First alert or first ticket
- Internally at 9 am
First Announcement
- Status page incident creation at 9:01 am
Status page update time
- 11:19 am Investigation in progress: We are currently investigating this issue.
- 1:35 pm Situation under control: The issue has been identified and a fix is being implemented
- 2 pm Incident set to stable: A fix has been implemented and we are monitoring the results
- 6 pm Incident resolved: This incident has been resolved.

‌

Actions:
- 9:46am, 9:55am and 10am, the service has restored but for only few minutes
- from 10:36am to 10:56am, the service was slow but available
- 11:23am to 1:13pm, the service was getting better response time
- 1:13pm to 1:42pm, the service was slow or unresponsive
- 1:42pm, the service was get back to normal response time
- 2pm,the incident was set as fix implemented and monitoring

End-User Impact

All the website is slow or unreachable

Users cannot connect to the application

What caused the incident?

Quickly the issue was identified to come from the database, the number of locks ACCESS SHARE MODE were growing.

It appeared that some locks on the DB weren’t released, blocking a part of the other queries. Those locks triggered queries to be stacked, and so the backend was starting to slow down. The auto scaling has started to start some new containers but as the issue was on the DB, this was not helping.

The last update on production was 10 days ago, the issue was not coming from a new deployment or modification.

Doing a full rolling restart of containers allowed us to get back to a normal situation but after several minutes the issue was here again.

The non-released locks were coming from transactions not closed. After several investigations we have found that the transactions weren’t closed due to network issues. The connections between the containers of one specific node were having trouble, the clients and the server were waiting for each other. This network instability started after a cluster GKE update and was getting worse day after day.

Draining the node to start the containers on a new node fixed the network issues.

Corrective elements put in place to ensure that this does not happen again

Improve monitoring to detect sooner issue on unreleased lock
Improve vacuum monitoring on postgresql
Add a new alert on oldest transaction for each database

Posted Sep 02, 2022 - 10:56 UTC

Resolved

This incident has been resolved.

Posted Aug 31, 2022 - 07:44 UTC

Monitoring

A fix has been implemented and we are monitoring the results.

Posted Aug 30, 2022 - 13:04 UTC

Update

We are continuing to work on a fix for this issue.

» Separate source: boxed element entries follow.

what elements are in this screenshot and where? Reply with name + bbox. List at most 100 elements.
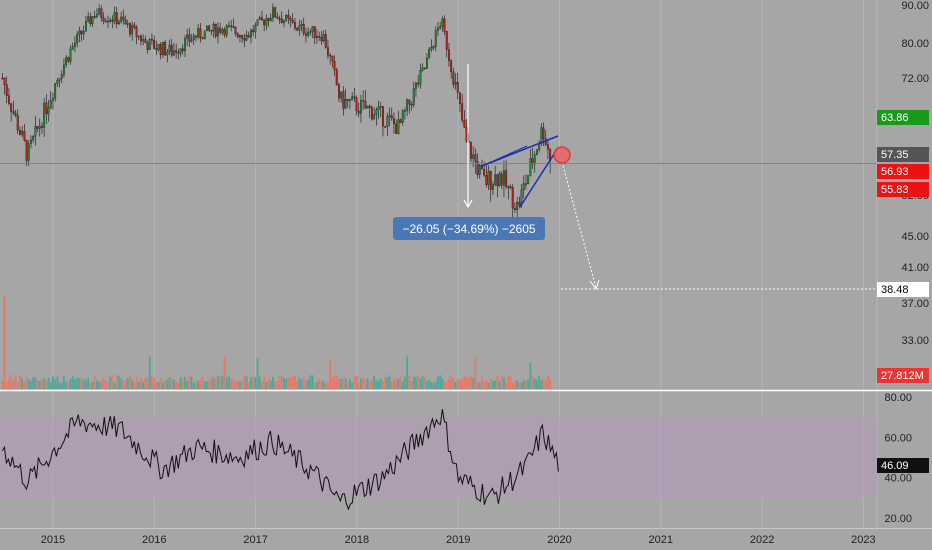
candle-body <box>434 30 437 47</box>
wedge-lower-line[interactable] <box>519 147 559 208</box>
candle-body <box>157 44 160 50</box>
candle-body <box>249 29 252 38</box>
volume-bar <box>386 377 389 389</box>
candle-body <box>406 99 409 111</box>
volume-bar <box>21 378 24 389</box>
wedge-inner-line[interactable] <box>481 145 528 167</box>
volume-bar <box>351 382 354 389</box>
volume-bar <box>208 379 211 389</box>
volume-bar <box>245 375 248 389</box>
candle-body <box>287 15 290 19</box>
volume-bar <box>525 380 527 389</box>
price-tick-label: 33.00 <box>901 335 929 347</box>
volume-series <box>1 295 552 389</box>
candle-body <box>225 25 228 36</box>
volume-bar <box>23 381 26 389</box>
candle-body <box>282 20 285 24</box>
price-tick-label: 72.00 <box>901 73 929 85</box>
volume-bar <box>496 375 499 389</box>
volume-bar <box>162 382 164 389</box>
volume-bar <box>109 377 112 389</box>
price-pane[interactable] <box>0 0 877 390</box>
volume-bar <box>129 375 131 389</box>
candle-body <box>142 39 145 42</box>
volume-bar <box>5 382 8 389</box>
volume-bar <box>287 377 290 389</box>
candle-body <box>498 173 501 187</box>
volume-bar <box>54 379 57 389</box>
volume-bar <box>547 375 549 389</box>
volume-bar <box>19 375 21 389</box>
wedge-upper-line[interactable] <box>481 135 559 167</box>
drawings[interactable] <box>463 64 877 291</box>
volume-bar <box>514 381 516 389</box>
candle-body <box>373 114 376 120</box>
price-tick-label: 37.00 <box>901 298 929 310</box>
volume-bar <box>71 375 74 389</box>
candle-body <box>278 18 281 20</box>
volume-bar <box>67 380 70 389</box>
volume-bar <box>25 377 28 389</box>
volume-bar <box>223 356 226 389</box>
candle-body <box>197 28 200 38</box>
volume-bar <box>269 380 272 389</box>
candle-body <box>93 16 96 18</box>
candle-body <box>377 106 380 111</box>
candle-body <box>56 80 59 84</box>
volume-bar <box>478 382 481 389</box>
candle-body <box>188 34 191 42</box>
candle-body <box>41 125 43 128</box>
candle-body <box>208 25 211 31</box>
candle-body <box>58 78 61 81</box>
target-arrow[interactable] <box>560 157 597 289</box>
candle-body <box>348 99 351 102</box>
candle-body <box>439 26 442 29</box>
candle-body <box>355 97 358 112</box>
volume-bar <box>12 379 15 389</box>
candle-body <box>161 42 164 56</box>
candle-body <box>186 34 189 39</box>
candle-body <box>428 49 431 59</box>
volume-bar <box>419 378 422 389</box>
candle-body <box>421 67 424 71</box>
volume-bar <box>415 376 417 389</box>
volume-bar <box>434 381 437 389</box>
candle-body <box>392 118 395 124</box>
candle-body <box>164 42 167 56</box>
volume-bar <box>146 377 149 389</box>
candle-body <box>322 34 325 42</box>
volume-spike <box>3 295 6 389</box>
candle-body <box>447 49 450 61</box>
volume-bar <box>151 375 153 389</box>
volume-bar <box>56 376 59 389</box>
volume-bar <box>426 380 428 389</box>
candle-body <box>375 109 378 115</box>
volume-bar <box>399 376 402 389</box>
candle-body <box>153 40 156 49</box>
time-tick-label: 2018 <box>345 534 369 546</box>
volume-bar <box>533 378 536 389</box>
volume-bar <box>243 375 246 389</box>
candle-body <box>80 30 83 35</box>
volume-bar <box>531 375 534 389</box>
measurement-label[interactable]: −26.05 (−34.69%) −2605 <box>393 217 545 240</box>
volume-bar <box>285 378 288 389</box>
volume-bar <box>280 376 283 389</box>
candle-body <box>344 99 347 109</box>
candle-body <box>148 39 151 51</box>
candle-body <box>516 202 519 211</box>
volume-bar <box>384 376 387 389</box>
volume-bar <box>437 376 439 389</box>
volume-bar <box>511 382 514 389</box>
volume-bar <box>221 375 224 389</box>
volume-bar <box>505 382 508 389</box>
candle-body <box>194 35 197 38</box>
volume-bar <box>87 377 90 389</box>
candle-body <box>10 103 13 112</box>
breakdown-marker[interactable] <box>553 146 571 164</box>
candle-body <box>412 88 415 106</box>
volume-bar <box>357 382 360 389</box>
candle-body <box>107 20 109 23</box>
volume-bar <box>463 376 466 389</box>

Posted Aug 30, 2022 - 11:38 UTC

Identified

The issue has been identified and a fix is being implemented.

Posted Aug 30, 2022 - 11:35 UTC

Update

We are continuing to investigate this issue.

Posted Aug 30, 2022 - 10:25 UTC

Investigating

We are currently investigating this issue.

Posted Aug 30, 2022 - 09:19 UTC

This incident affected: Europe (Europe - Kili API).